It is hardly news that bad arguments can lead to bad law. A recent example is the Sixth Circuit's opinion Tuesday in Zomba Enterprises, Inc. v. Panorama Records, Inc., 2007 WL 1814319 (6th Cir. June 26, 2007). There have been a few other cases involving the unlicensed use of music in karaoke CDs, see e.g. ABKCO Records, Inc. v. Stellar Records, Inc., 96 F.3d 60 (2d Cir. 1996)(Section 115 compulsory license not available), but in Zomba, defendant had the chutzpah to argue that its unlicensed creation and marketing of CD+Gs (CD plus graphics) constituted fair use. Not surprisingly the claim was rejected and a judgment of $806,000 for willful statutory damages awarded, along with $76,456 in attorney's fees.
What is regrettable is loose language in the court's proper rejection of the fair use argument, particularly in its discussion of the first factor, reproduced here almost in its entirety:
As an initial matter, Panorama's use of the compositions is only minimally, if at all, transformative. Although Panorama created its own recordings of these songs, Santos admitted that the hired musicians did not “change the words or music.” Unlike a parody, see Campbell, 510 U.S. at 579-80, a facsimile recording of a copyrighted composition adds nothing new to the original and accordingly has virtually no transformative value. Cf. Princeton Univ. Press, 99 F.3d at 1389 (“If you make verbatim copies of 95 pages of a 316-page book, you have not transformed the 95 pages very much.... This kind of mechanical ‘transformation’ bears little resemblance to the creative metamorphosis accomplished by the parodists in the Campbell case .”).
The crux of Panorama's fair-use argument is its assertion that its use was transformative because its karaoke packages are used for “teaching.” Notably, this focus is newly found.

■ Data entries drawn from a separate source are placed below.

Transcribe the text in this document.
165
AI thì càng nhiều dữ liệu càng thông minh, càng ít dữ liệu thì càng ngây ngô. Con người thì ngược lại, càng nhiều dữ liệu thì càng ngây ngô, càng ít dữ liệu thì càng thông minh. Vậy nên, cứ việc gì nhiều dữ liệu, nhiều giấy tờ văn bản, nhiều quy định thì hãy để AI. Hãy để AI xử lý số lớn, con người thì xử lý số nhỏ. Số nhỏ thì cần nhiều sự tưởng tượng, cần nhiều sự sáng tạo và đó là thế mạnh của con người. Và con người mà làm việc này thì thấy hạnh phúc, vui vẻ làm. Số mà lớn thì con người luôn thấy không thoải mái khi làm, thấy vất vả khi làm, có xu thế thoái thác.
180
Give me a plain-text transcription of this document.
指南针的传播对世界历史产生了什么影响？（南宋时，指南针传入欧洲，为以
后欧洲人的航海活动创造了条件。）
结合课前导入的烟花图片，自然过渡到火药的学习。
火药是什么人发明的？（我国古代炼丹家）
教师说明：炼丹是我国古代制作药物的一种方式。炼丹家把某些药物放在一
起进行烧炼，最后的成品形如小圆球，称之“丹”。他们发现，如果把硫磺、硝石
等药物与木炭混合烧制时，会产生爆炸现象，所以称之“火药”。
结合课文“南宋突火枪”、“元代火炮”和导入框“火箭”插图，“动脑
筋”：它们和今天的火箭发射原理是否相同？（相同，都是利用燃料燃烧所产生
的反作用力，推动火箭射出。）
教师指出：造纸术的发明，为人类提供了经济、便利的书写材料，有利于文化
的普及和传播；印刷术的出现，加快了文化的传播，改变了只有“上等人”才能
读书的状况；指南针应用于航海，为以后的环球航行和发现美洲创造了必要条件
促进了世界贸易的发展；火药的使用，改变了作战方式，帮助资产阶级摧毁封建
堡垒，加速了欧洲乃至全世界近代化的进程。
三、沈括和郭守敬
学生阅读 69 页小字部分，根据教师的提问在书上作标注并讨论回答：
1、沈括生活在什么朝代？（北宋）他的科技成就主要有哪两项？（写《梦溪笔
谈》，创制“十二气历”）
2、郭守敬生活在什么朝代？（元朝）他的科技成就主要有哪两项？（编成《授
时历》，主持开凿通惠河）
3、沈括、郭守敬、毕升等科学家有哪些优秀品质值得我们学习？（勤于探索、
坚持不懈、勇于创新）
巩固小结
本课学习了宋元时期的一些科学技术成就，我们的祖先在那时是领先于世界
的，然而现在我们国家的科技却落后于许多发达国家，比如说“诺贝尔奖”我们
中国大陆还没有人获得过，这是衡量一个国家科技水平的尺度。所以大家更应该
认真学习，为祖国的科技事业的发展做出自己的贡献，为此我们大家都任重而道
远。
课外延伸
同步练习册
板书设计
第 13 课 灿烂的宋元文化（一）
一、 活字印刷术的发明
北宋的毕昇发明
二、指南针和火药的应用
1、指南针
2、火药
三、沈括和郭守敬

In the district court, Panorama's primary argument was that their karaoke packages “encourage creativity, and often commentary” among their end-users, and accordingly qualify as “transformative works.” Although Panorama offered a passing reference to karaoke's value as “an interactive and educational experience,” it never argued that the primary purpose of karaoke is “teaching,” and for good reason, as this argument is wholly meritless. Panorama's own description of karaoke further undermines its assertion regarding “teaching”: “Karaoke is primarily thought of as a form of entertainment that allows anyone to grab a microphone, hop on stage, and live out their [sic] fantasies of performing as famous music stars.” Moreover, the record is bereft of evidence indicating that Panorama's products are used for teaching at all (e.g., invoices showing sales to schools, advertisements aimed at educators, affidavits from teachers, etc.).
More importantly though, the end-user's utilization of the product is largely irrelevant; instead, the focus is on whether alleged infringer's use is transformative and/or commercial. In Princeton University Press, we considered a copyright suit against a college-town copy shop that copied portions of books and then sold these copies to students in “coursepacks.” 99 F.3d at 1383. We rejected the copy shop's fair-use defense, concluding that the defendant's copying was a commercial use, even though the students ultimately used the copies for educational purposes. Id. at 1389. To reach this conclusion, we emphasized that “the use of the materials by the students is not the use that the publishers are challenging.” Id. at 1386. Instead, the publishers were challenging “the duplication of copyrighted materials for sale by a for-profit corporation that has decided to maximize its profits ... by declining to pay the royalties requested by the holders of the copyrights.” Id.
Quite similarly, Zomba does not challenge karaoke crooners' renditions (atrocious or otherwise) of the relevant compositions, but rather Panorama's decision to copy these songs onto CD+Gs and then distribute them without paying royalties. Like the copying at issue in Princeton University Press, Panorama's manufacturing and selling the karaoke packages at issue “was performed on a profit-making basis by a commercial enterprise.” Id. at 1389. Accordingly, Panorama's use is commercial in nature, a fact militating against its fair-use defense.
Its the bolded sentence that bothers me: "More importantly though, the end-user's utilization of the product is largely irrelevant; instead, the focus is on whether alleged infringer's use is transformative and/or commercial." The sentence bothers me because Zomba did not make the end-user's conduct an issue so the court didn't need to reach it. Princeton University Press and other decisions, like Kinko's in the SDNY, paint with too broad a brush. It is reasonable that each defendant has to prove its own entitlement to fair use, but to argue that that entitlement has to be made in a vacuum is absurd: it divorces the purpose of the use from the first factor's "nature and purpose of the use." Fpr example, in the Cablevision RS-DVR case (478 F. Supp.2d 607 (S.D.N.Y 2007), currently on appeal), had Cablevision made a fair use argument for itself, would it have been "largely irrelevant" that Cablevision's letting consumers store time-shifted programming on Cablevision's servers rather than on a set-top box?
The signal failure of fair use decision making is the irresistible tendency of courts to announce and apply hard and fast rules to what is always an ad hoc determination, in the process destroying the very nature and purpose of the doctrine.